Auf einer Station im Innern.

Bedeutung und Aufgaben einer Station. Anlage und Bau. Leben, Lebensweise und Ausrüstung. Aus Tagebüchern und Briefen auf Baliburg. Anhang: Meine Balitruppe.

Bedeutung und Aufgaben einer Station.

Dem Schiffe auf hoher See, das vorwärts strebend mit seinem Kiel die Wellen durchschneidet, gleicht die vorwärts strebende, mar­schierende Forschungsexpedition. Da und dort geht das Fahrzeug vor Anker, da und dort füllt es mit neuen Schätzen und Waren die Ladungsräume und weiter geht die Fahrt. Das Kielwasser zeigt noch seine Bahn eine Weile lang; dann glätten sich darüber die Fluten und jede Spur seiner Anwesenheit ist verwischt.
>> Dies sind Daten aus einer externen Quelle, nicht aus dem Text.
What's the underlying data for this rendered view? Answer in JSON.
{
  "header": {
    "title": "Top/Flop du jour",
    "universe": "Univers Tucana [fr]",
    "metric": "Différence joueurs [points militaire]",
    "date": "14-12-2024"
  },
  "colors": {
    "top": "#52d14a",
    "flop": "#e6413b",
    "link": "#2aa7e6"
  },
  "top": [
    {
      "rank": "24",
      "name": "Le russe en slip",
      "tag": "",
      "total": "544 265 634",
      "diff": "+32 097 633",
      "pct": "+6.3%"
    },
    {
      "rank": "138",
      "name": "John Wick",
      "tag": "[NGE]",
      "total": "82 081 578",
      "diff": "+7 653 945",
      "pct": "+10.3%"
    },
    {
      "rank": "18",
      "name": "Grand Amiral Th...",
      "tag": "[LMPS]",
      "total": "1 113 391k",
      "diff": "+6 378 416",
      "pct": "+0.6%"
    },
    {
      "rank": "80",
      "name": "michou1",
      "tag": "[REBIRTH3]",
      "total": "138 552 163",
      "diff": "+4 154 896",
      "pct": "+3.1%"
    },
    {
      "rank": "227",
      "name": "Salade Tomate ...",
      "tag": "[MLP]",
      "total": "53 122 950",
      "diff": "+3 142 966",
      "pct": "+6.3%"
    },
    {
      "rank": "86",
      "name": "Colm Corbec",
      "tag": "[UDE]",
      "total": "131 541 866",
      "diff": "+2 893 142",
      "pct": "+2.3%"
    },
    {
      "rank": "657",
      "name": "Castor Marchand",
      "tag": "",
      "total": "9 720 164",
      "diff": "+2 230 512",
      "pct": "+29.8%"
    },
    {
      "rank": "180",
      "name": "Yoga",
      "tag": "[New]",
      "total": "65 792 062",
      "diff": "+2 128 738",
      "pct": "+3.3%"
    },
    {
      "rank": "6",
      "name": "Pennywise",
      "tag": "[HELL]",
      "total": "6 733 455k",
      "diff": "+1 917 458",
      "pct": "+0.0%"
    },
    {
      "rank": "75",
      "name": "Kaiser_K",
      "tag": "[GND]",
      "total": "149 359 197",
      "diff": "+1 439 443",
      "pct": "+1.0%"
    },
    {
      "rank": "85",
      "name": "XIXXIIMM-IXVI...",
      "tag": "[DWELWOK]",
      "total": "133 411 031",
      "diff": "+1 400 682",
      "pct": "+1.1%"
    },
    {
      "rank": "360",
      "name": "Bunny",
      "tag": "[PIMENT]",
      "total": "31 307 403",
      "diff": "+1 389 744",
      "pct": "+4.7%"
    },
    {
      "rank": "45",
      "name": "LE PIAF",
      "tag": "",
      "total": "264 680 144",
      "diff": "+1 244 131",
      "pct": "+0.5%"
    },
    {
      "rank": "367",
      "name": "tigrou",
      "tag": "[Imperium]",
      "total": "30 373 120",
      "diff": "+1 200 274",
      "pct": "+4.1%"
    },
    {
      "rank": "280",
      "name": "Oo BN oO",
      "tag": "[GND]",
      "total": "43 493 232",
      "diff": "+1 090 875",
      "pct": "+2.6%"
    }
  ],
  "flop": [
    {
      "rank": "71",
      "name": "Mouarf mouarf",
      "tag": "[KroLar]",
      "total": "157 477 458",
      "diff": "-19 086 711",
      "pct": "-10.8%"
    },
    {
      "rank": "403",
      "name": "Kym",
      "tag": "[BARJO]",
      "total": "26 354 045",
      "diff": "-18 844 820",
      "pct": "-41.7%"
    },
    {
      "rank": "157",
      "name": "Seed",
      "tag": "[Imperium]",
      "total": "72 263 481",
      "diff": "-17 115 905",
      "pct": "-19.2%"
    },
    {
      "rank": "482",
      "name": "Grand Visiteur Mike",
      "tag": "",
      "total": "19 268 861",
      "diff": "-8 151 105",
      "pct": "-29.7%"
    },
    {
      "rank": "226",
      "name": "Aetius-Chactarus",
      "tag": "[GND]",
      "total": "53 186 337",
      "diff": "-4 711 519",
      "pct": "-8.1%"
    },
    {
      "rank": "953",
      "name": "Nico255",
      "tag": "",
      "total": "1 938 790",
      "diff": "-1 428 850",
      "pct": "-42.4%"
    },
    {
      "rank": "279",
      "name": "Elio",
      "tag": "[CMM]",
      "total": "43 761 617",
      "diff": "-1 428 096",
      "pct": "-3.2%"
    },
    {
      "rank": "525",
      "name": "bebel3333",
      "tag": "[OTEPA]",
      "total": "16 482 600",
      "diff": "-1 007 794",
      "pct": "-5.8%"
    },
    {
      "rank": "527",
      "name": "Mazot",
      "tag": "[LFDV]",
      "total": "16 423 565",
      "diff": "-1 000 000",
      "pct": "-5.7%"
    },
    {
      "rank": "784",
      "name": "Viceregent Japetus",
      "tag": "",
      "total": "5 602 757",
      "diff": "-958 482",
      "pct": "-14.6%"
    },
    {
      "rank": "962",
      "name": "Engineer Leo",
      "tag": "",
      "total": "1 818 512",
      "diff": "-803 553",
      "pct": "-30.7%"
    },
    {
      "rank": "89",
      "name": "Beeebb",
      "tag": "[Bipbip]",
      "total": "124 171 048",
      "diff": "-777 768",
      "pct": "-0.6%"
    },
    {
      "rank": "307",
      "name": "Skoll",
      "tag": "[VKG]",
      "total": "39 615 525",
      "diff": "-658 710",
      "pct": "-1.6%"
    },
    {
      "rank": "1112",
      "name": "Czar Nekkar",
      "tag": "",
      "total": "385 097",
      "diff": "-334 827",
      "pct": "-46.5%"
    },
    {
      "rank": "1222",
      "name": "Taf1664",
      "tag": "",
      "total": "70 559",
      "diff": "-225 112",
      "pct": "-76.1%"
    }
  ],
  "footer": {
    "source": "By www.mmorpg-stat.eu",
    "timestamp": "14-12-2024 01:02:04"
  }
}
Da und dort hält der Forscher stunden-, tage-, wochenlang; wissenschaftliche Ausbeute jeglicher Art festet der Stift in Wort und Bild in der Schreibtafel; Pflanzen und Tiere bereichern die Samm­lungen; Geräte und Waffen jeglicher Art, Zeugen der kulturellen Stufe, des Lebens und Treibens der fernen Völker werden aufge­speichert. Aber weiter geht wieder der Marsch, und über kurz oder lang ist die Karawane in den grünen Laubmassen des Urwaldes unter­getaucht, das wogende Halmenmeer schlägt über ihr zusammen. Geraume Zeit noch ist der Weifse mit seinem rätselhaften Gebaren und seinen noch rätselhafteren Instrumenten, mit seinen Waffen und begehrten Schätzen Gegenstand des Gespräches der Stämme, die er durchzogen; dann legt sich allmählich die Erregung und schliefslich lebt die Kunde von dem Erscheinen des weifsen Mannes als Sage fort, von den Alten den Jungen erzählt.

Der Wissenschaft ist das durchwanderte Gebiet, oberflächlich wenigstens, erschlossen; für die Praxis ist es lediglich ein geogra­phischer, ethnographischer Begriff.

Das ist mit einem Schlage anders, wenn eine Station sich im Lande erhebt.